Book review - "The Heroes of Rimau: Unravelling the Mystery of One of World War II's Most Daring Raids" by Lynette Silver (1991)

If you want a book on Operation Rimau, this is the one to read - an exhaustively researched, brilliantly gripping account of one of the great epics of the war. If just one person had gotten back from Rimau alive, it would have been made into a blockbuster film, surely, for the material is so magnificent - even more so than Operation Jaywick which, while an amazing success, was a relatively drama free mission with not one shoot out.

Rimau was non stop action - 23 desperate men on a mission to blow up shipping in Singapore, hijacking a junk and dressing as natives, the mission goes pear shaped but they manage to succeed in sinking some ships then flee for their lives: shoot outs on islands, drownings, suicides, heroic last stands, pirating junks, overlooked by rendezvous subs, betrayed and/or helped by locals, being experimented on by Japanese army doctors, going mad with malaria, getting agonizingly close to safety but having dashed at the last minute...

It's page turning stuff - with the underlying sadness that not one made it back. Ten managed to be captured by they were all executed after a sham trial - again, agonisingly close to Japan's surrender. This makes it a truly tragic epic and very moving.

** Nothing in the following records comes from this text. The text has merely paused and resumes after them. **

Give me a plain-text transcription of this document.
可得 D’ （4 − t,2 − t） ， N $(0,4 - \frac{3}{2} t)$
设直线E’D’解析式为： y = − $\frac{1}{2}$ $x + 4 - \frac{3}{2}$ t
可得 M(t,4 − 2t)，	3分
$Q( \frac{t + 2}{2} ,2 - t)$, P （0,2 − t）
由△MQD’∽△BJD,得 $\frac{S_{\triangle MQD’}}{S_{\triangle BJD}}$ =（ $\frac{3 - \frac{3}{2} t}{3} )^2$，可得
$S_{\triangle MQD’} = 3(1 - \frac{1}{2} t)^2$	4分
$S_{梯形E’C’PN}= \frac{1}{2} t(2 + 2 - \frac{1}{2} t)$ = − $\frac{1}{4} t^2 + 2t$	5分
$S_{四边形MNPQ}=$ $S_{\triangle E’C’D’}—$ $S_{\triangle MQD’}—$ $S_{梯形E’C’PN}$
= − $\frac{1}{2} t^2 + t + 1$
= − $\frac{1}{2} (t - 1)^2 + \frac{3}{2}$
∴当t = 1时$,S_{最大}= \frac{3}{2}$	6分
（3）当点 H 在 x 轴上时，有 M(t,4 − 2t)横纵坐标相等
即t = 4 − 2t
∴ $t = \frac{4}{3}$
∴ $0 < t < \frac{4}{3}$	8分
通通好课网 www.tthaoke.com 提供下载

This book isn't just limited to Rimau - there is a recap of Australia's campaign in Malaya, the flight to freedom by Ivan Lyons (a mini epic in itself involving the hijacking of a vessel and sailing it to Ceylon), a recount of Jaywick, plus a recap of some disastrous operations by Australian special forces in Timor (more mini epics which should be better known... Z force men being captured and forced to broadcast messages luring more special forces to the island).

It really is enthralling stuff, full of heroism, brutality, and all-to-easy-to-believe stupidity. The research is ground breaking, the narrative highly involving. A modern classic.